Pendapatan istishna’ diakui dengan menggunakan metode persentase penyelesaian atau metode akad selesai. Akad adalah selesai jika proses pembuatan barang pesanan selesai dan diserahkan kepada pembeli.

Penjual menyajikan:

  1. Piutang istishna’ yang berasal dari transaksi istishna’ sebesar jumlah yang belum dilunasi oleh pembeli akhir.

  2. Termin istishna’ yang berasal dari transaksi istishna’ sebesar jumlah tagihan termin penjual kepada pembeli akhir.

  1. Akuntansi untuk Pembeli

Pembeli mengakui aset istishna’ dalam penyelesaian sebesar jumlah termin yang ditagih oleh penjual dan sekaligus mengakui utang istishna’ kepada penjual.
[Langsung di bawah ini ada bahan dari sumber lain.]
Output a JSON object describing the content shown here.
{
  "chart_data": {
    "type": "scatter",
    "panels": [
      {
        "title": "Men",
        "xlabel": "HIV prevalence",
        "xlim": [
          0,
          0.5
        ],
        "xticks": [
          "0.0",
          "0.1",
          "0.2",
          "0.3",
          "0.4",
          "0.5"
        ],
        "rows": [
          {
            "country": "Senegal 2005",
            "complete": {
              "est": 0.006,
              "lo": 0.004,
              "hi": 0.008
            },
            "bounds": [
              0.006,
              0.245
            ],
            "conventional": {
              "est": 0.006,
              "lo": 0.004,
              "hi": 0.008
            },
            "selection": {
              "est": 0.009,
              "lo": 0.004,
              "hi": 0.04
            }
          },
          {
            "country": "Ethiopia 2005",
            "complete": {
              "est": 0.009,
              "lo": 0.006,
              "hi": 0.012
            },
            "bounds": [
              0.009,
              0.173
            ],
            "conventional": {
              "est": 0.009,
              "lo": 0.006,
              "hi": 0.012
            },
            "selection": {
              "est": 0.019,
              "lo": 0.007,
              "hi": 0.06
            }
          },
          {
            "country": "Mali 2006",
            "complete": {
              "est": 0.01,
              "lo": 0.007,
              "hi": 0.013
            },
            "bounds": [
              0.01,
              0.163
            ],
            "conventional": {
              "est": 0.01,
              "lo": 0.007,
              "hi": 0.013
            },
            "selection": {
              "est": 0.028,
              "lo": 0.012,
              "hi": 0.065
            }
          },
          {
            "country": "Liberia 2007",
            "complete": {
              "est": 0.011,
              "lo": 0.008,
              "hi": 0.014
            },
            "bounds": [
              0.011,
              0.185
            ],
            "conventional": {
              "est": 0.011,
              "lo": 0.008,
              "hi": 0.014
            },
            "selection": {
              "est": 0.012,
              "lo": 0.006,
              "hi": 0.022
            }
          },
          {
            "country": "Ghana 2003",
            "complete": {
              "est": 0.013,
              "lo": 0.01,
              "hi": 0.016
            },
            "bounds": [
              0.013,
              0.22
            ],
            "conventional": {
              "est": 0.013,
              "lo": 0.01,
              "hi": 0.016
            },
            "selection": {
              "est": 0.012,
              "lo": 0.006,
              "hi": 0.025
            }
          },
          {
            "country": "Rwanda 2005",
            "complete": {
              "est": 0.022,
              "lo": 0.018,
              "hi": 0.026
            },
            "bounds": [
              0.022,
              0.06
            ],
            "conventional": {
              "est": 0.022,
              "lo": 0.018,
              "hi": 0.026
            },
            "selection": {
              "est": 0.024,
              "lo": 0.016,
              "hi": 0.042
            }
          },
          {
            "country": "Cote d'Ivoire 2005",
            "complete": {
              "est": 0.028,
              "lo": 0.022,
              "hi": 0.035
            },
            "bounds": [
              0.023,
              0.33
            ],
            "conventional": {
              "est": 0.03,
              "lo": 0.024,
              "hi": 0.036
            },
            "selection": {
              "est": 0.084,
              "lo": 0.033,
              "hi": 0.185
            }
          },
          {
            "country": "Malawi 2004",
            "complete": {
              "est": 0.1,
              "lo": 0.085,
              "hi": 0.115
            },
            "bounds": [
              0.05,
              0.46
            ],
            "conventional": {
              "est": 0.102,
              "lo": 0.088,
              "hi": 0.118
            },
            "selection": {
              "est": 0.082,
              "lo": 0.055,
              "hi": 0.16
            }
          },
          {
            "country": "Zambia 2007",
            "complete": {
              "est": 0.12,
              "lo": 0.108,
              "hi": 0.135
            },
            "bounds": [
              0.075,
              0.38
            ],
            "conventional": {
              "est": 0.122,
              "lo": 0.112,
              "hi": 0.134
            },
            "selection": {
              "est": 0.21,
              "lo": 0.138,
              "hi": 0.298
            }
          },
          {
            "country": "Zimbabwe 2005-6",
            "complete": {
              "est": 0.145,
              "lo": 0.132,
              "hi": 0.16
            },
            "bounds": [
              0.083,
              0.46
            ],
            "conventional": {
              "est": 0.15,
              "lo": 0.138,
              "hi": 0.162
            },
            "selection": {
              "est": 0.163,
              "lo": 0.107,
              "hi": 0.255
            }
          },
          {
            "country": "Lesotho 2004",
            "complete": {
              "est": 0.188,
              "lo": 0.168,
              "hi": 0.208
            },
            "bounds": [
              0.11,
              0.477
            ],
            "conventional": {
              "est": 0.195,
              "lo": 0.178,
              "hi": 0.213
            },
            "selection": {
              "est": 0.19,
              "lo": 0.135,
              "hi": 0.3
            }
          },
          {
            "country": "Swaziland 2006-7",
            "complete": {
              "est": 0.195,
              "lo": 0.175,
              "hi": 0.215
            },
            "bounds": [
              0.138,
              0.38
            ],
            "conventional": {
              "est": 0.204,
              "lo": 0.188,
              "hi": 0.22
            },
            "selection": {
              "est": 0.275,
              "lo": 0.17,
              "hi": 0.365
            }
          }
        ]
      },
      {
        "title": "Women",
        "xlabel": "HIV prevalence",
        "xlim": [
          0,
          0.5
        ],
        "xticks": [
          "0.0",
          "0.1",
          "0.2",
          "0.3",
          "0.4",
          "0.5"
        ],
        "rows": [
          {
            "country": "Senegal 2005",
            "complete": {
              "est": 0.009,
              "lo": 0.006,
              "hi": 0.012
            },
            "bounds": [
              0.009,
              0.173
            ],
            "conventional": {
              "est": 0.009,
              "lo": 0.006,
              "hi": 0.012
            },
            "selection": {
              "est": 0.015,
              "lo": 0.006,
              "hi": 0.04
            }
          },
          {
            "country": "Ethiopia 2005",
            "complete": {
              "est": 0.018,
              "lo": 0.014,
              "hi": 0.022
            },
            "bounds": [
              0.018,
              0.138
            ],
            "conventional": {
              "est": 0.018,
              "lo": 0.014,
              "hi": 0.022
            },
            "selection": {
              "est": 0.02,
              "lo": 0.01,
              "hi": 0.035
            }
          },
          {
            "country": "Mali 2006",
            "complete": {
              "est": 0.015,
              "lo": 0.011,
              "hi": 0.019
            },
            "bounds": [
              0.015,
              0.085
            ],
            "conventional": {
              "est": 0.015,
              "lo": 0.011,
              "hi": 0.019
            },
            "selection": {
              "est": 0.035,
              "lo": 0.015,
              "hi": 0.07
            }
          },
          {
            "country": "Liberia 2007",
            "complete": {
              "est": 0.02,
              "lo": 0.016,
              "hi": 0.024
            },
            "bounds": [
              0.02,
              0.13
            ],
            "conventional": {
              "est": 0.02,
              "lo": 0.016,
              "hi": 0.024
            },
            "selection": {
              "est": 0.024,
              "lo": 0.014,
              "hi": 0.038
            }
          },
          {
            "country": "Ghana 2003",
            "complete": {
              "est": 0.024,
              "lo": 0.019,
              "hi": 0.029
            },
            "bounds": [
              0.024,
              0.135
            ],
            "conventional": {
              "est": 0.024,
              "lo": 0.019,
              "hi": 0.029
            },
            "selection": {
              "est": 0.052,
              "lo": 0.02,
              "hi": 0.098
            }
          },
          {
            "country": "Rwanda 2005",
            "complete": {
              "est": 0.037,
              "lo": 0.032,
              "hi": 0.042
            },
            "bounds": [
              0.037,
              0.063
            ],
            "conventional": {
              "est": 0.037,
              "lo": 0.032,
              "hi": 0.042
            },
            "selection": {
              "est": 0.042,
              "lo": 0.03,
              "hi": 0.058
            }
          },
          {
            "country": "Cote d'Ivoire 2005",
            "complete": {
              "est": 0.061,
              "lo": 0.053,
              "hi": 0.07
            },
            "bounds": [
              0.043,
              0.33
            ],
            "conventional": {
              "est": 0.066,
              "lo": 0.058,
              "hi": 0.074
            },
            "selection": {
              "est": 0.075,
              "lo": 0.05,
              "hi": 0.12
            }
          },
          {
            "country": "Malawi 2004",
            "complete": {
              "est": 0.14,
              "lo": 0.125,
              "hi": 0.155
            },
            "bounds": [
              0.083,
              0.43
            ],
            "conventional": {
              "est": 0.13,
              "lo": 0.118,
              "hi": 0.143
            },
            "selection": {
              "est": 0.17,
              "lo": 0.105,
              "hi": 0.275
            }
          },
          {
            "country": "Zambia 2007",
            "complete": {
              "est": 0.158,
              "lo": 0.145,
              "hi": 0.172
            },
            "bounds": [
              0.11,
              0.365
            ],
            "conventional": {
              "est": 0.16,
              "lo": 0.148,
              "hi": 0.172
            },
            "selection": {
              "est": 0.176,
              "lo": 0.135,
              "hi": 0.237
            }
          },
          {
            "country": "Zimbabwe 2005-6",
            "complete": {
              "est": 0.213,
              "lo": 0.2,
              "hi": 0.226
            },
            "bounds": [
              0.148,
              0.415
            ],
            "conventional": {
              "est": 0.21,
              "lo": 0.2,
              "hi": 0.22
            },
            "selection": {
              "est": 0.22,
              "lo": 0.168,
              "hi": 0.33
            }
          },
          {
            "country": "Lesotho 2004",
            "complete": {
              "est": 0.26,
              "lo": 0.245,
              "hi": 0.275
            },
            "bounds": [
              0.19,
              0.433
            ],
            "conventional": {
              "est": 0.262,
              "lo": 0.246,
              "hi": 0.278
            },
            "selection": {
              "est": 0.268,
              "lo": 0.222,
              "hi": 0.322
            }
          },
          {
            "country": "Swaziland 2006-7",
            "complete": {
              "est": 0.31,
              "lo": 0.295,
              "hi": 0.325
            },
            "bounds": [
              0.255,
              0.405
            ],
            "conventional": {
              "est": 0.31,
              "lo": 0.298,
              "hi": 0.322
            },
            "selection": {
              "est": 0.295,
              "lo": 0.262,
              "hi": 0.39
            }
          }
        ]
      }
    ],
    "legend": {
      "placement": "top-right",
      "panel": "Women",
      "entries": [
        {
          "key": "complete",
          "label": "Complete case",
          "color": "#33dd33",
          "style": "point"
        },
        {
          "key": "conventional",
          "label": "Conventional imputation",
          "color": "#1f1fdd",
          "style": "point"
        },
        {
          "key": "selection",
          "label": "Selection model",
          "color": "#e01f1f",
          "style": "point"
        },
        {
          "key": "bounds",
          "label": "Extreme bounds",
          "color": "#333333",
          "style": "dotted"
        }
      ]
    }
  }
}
Beban istishna’ tangguhan diamortisasi secara proporsional sesuai dengan porsi pelunasan utang istishna’.

Pembeli menyajikan:

  1. Utang ishtisna’ sebesar tagihan dari produsen atau kontraktor yang belum dilunasi.

  2. Aset istishna’ dalam penyelesaian sebesar:

  1. persentase penyelesaian dari nilai kontrak penjualan kepada pembeli akhir, jika istishna’ paralel; atau

  2. kapitalisasi biaya perolehan, jika istishna’ (bukan istishna’ paralel).

  1. Berakhirnya Akad Istishna

Kontrak istishna bisa berakhir berdasarkan kondisi-kondisi berikut.

  1. Dipenuhinya kewajiban secara normal oleh kedua belah pihak

  2. Persetujuan bersama kedua belah pihak untuk menghentikan kontrak

  3. Pembatalan hukum kontrak. Hal ini dilakukan jika muncul sebab yang masuk akal untuk mencegah dilaksanakannya kontrak atau penyelasainnya, dan masing-masing pihak bisa menuntut pembatalannya.

DAFTAR PUSTAKA

Nurhayati, Sri dan Wasilah. Akuntansi Syariah di Indonesia, (Jakarta: Salemba Empat, 2009)

Harahap, Rahmat. Akuntansi Syariah, (Medan, 2020)

Dewan standar akuntansi keuangan. 2008. PSAK No. 101-106, Jakarta: Ikatan Akuntansi Indonesia.